Iludido por uma esperança impossível, larguei-o. Ele parou. Não ousou avançar nem olhar para trás. Quando tentou um curto passo em frente, logo se precipitou num tropeçar de pernas que o atirou para o chão com um baque seco. A minha avó, que nos observava da escada de pedra, aproximou-se dele. Baixando-se, sacudiu-lhe com carícias suaves a sujidade do pêlo. «Pobre Bendicò», disse. «Veio para cá no mesmo ano em que o teu avô morreu. Já lá vão treze anos. Deu alegria à casa depois dessa altura. Foi uma boa companhia, este cão». Também ela estava triste. Bendicò fora para a minha avó a companhia dos primeiros anos da viuvez, os anos mais solitários. «Passaram treze anos», disse eu em voz baixa enquanto olhava o corpo moribundo de Bendicò.
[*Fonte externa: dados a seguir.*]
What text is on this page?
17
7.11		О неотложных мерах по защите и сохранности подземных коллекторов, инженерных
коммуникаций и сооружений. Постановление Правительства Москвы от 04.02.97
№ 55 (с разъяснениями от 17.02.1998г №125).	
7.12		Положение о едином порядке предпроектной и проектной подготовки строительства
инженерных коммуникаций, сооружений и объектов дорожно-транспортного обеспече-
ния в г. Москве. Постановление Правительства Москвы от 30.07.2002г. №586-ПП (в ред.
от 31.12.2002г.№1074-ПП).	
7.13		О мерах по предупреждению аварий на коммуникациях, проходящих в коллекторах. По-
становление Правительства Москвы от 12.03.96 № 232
Pensei no que significara todo esse tempo. Passara pela minha vida uma sucessão inverosímil de dias: dias de tédio em palestras inúteis, dias de ansiedade pelas paixões interrompidas, dias de entrega a empregos breves e devoradores, dias de ressaca pelos fracassos vários – palestras, paixões, empregos. Enfim, dias que nos dão, com sarcástico desfecho, a idade adulta. Em todos esses dias, Bendicò esteve lá, acompanhando-me ao longo dessa incrível sucessão em que se fizeram e desfizeram as ilusões do futuro
(e quando sobre as cinzas dessas desilusões se repetiu, vez após vez, o mesmo ciclo, num número de voltas necessariamente finito, limitado ao momento em que a força motriz se esgota pelo cansaço de suster a dádivas de esperança a construção de um altar imaginário; então a roda pára, passando a mover-se apenas com a força do vento; mas ainda conserva uma luz nossa, pequena e franca, que consegue projectar uma ou outra imagem mais querida com razoável nitidez; é isso a juventude)
Bendicò foi a minha companhia de juventude e dela a figuração na sua forma mais nobre.

Morreu, colado ao chão do jardim, no final daquela tarde de Setembro.